In one case, for example, a little girl started vomiting blood and was rushed to the hospital. Doctor at first thought her condition was related to allergies, then an infection. Other doctors thought the condition was gastritis and another diagnosed her with migraines. Then a doctor diagnosed her with a tumor in her throat and recommended it be surgically removed. It was not until after all those diagnoses that the little girl found out what was really wrong with her: she had a massive aneurysm. The doctor was able to successfully remedy the girl's condition and she is now back to normal. However, had a doctor attempted to remove the aneurysm, the little girl might have died.
It might be frightening for Oregon residents to learn that up to 20 percent of all medical conditions are misdiagnoses and that 28 percent of those mistakes are life-threatening or deadly. Ninety-six percent of doctors state that diagnostic errors are preventable, but too many doctors make mistakes. These mistakes can leave patients with severe pain and suffering and costly medical bills.

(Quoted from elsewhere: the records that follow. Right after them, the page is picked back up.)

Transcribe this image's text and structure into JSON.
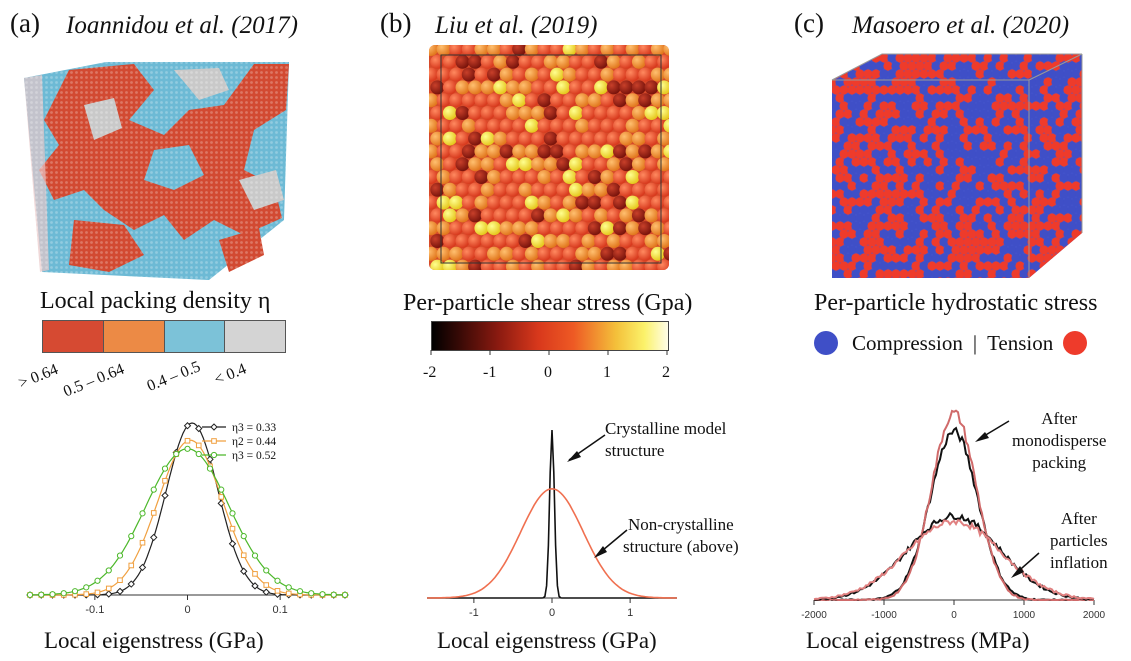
{
  "panels": [
    {
      "label": "(a)",
      "citation": "Ioannidou et al. (2017)",
      "colorbar_title": "Local packing density η",
      "colorbar": [
        {
          "label": "> 0.64",
          "color": "#d64a32"
        },
        {
          "label": "0.5 – 0.64",
          "color": "#ec8a45"
        },
        {
          "label": "0.4 – 0.5",
          "color": "#7cc2d8"
        },
        {
          "label": "< 0.4",
          "color": "#d4d4d4"
        }
      ]
    },
    {
      "label": "(b)",
      "citation": "Liu et al. (2019)",
      "colorbar_title": "Per-particle shear stress (Gpa)",
      "colorbar_ticks": [
        "-2",
        "-1",
        "0",
        "1",
        "2"
      ]
    },
    {
      "label": "(c)",
      "citation": "Masoero et al. (2020)",
      "legend_title": "Per-particle hydrostatic stress",
      "legend_left": "Compression",
      "legend_sep": "|",
      "legend_right": "Tension",
      "compression_color": "#3f4fc7",
      "tension_color": "#ee3b2b"
    }
  ],
  "chart_data": [
    {
      "type": "line",
      "xlabel": "Local eigenstress (GPa)",
      "x_ticks": [
        "-0.1",
        "0",
        "0.1"
      ],
      "xlim": [
        -0.17,
        0.17
      ],
      "series": [
        {
          "name": "η3 = 0.33",
          "color": "#222222",
          "marker": "diamond",
          "peak_x": 0.005,
          "peak_y": 1.0,
          "sigma": 0.028
        },
        {
          "name": "η2 = 0.44",
          "color": "#f0a040",
          "marker": "square",
          "peak_x": 0.003,
          "peak_y": 0.9,
          "sigma": 0.035
        },
        {
          "name": "η3 = 0.52",
          "color": "#4cb82a",
          "marker": "circle",
          "peak_x": 0.0,
          "peak_y": 0.85,
          "sigma": 0.045
        }
      ]
    },
    {
      "type": "line",
      "xlabel": "Local eigenstress (GPa)",
      "x_ticks": [
        "-1",
        "0",
        "1"
      ],
      "xlim": [
        -1.6,
        1.6
      ],
      "annotations": [
        "Crystalline model structure",
        "Non-crystalline structure (above)"
      ],
      "series": [
        {
          "name": "Crystalline model structure",
          "color": "#111111",
          "peak_x": 0.0,
          "peak_y": 1.0,
          "sigma": 0.03
        },
        {
          "name": "Non-crystalline structure (above)",
          "color": "#f07050",
          "peak_x": 0.0,
          "peak_y": 0.65,
          "sigma": 0.4
        }
      ]
    },
    {
      "type": "line",
      "xlabel": "Local eigenstress (MPa)",
      "x_ticks": [
        "-2000",
        "-1000",
        "0",
        "1000",
        "2000"
      ],
      "xlim": [
        -2000,
        2000
      ],
      "annotations": [
        "After monodisperse packing",
        "After particles inflation"
      ],
      "series": [
        {
          "name": "After monodisperse packing",
          "color": "#111111",
          "peak_x": 0,
          "peak_y": 0.9,
          "sigma": 340
        },
        {
          "name": "After monodisperse packing",
          "color": "#d06a6a",
          "peak_x": 0,
          "peak_y": 1.0,
          "sigma": 320
        },
        {
          "name": "After particles inflation",
          "color": "#111111",
          "peak_x": 0,
          "peak_y": 0.45,
          "sigma": 650
        },
        {
          "name": "After particles inflation",
          "color": "#e08080",
          "peak_x": 0,
          "peak_y": 0.42,
          "sigma": 680
        }
      ]
    }
  ],
  "labels": {
    "crys_1": "Crystalline model",
    "crys_2": "structure",
    "noncrys_1": "Non-crystalline",
    "noncrys_2": "structure (above)",
    "mono_1": "After",
    "mono_2": "monodisperse",
    "mono_3": "packing",
    "infl_1": "After",
    "infl_2": "particles",
    "infl_3": "inflation"
  }
}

Perhaps the best way to hold negligent medical professionals accountable while at the same time recovering damages is to file a medical malpractice lawsuit. An attorney may be able to help a victim show that a doctor's failure to diagnose a condition or delayed treatment caused a victim's worsened condition and damages. Doing this sufficiently may lead to a recovery of compensation, which not only helps the victim afford the care he or she needs, but lets the medical profession know that diagnostic errors will not be tolerated. Hopefully this will keep other patients free from similar harm.